The first ascent of the highest peak of the mountain (Pointe Walker) was by Horace Walker with guides Melchior Anderegg, Johann Jaun and Julien Grange on 30 June 1868. The second-highest peak on the mountain (Pointe Whymper, 4,184 m; 13,727 ft) was first climbed by Edward Whymper, Christian Almer, Michel Croz and Franz Biner on 24 June 1865, using what has become the normal route of ascent and the one followed by Walker's party in 1868.

==Geography==
The summits on the mountain (from east to west) are:
- Pointe Walker (4,208 m; 13,806 ft) - the highest summit, named after Horace Walker, who made its first ascent
- Pointe Whymper (4,184 m; 13,727 ft) - the second-highest summit, named after Edward Whymper, who made its first ascent
- Pointe Croz (4,110 m; 13,484 ft) - named after Michel Croz, a guide from Chamonix
- Pointe Hélène (4,045 m; 13,271 ft) - named after Princess Elena
- Pointe Marguerite (4,065 m; 13,337) - named after Queen Margherita
- Pointe Young (3,996 m; 13,110 ft) - named after Geoffrey Winthrop Young

==North face==
The north face is located on the French side of the mountain, and with the north faces of the Eiger and the Matterhorn is one of the three great north faces of the Alps. One of the most famous walls in the Alps, it towers 1200 m above the Leschaux Glacier, stretching 18 km from end to end.

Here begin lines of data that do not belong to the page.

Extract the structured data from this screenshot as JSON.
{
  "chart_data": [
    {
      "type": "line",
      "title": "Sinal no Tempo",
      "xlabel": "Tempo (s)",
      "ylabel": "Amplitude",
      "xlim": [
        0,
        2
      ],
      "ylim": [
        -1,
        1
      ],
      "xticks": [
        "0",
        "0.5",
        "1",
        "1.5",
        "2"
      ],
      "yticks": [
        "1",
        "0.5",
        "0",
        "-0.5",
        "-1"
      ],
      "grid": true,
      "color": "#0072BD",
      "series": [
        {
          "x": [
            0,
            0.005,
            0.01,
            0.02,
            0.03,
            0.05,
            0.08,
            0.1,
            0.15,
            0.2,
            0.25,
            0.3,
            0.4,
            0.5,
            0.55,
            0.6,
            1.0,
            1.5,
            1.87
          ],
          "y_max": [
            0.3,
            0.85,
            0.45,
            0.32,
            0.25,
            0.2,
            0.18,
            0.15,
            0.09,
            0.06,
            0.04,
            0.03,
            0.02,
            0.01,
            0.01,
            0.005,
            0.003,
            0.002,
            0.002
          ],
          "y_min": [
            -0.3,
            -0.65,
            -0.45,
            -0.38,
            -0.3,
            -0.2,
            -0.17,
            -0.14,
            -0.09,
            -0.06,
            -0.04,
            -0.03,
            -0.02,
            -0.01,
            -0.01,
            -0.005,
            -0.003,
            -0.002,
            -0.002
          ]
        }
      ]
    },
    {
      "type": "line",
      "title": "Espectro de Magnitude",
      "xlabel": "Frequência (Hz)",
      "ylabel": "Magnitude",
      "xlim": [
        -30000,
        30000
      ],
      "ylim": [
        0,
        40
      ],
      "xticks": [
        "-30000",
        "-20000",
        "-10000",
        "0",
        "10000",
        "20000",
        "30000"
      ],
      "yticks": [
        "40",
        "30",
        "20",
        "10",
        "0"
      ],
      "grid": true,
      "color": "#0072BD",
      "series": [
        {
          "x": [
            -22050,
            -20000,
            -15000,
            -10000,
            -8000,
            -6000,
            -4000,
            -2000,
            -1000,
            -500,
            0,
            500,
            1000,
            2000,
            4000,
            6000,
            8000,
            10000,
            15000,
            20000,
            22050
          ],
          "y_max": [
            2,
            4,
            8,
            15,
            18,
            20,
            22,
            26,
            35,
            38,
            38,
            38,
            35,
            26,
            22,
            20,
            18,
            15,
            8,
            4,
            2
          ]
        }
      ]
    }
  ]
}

The classic route on the face is the Walker Spur (Cassin/Esposito/Tizzoni, 1938, TD+/ED1, IV, 5c/6a, A1, 1200 m), which leads directly to the summit of Pointe Walker. The other major buttress on the mountain is the Croz Spur, which leads to the summit of Pointe Croz. In her solo ascents of the six most difficult north faces of the Alps, Alison Hargreaves chose this route in preference to the Walker Spur.

Reinhold Messner has stated that he made the decision to ascend Mount Everest with Peter Habeler in the Grandes Jorasses, where Peter "descended like a dancer".

==South face==
The south face can be accessed from the Boccalatte cabin on the Italian side of the mountain, above the hamlet of Planpincieux in the Italian Val Ferret, part of the Courmayeur municipality.

==Summit ridge==
From the Col des Hirondelles, the summit ridge connects Pt. Walker to the other summit points and then descends to the Col des Grandes Jorasses where a bivouac shelter is located - the Bivouac E Canzio hut. The ridge forms the French-Italian border, almost all of which is above 4,000 m (13,000 ft).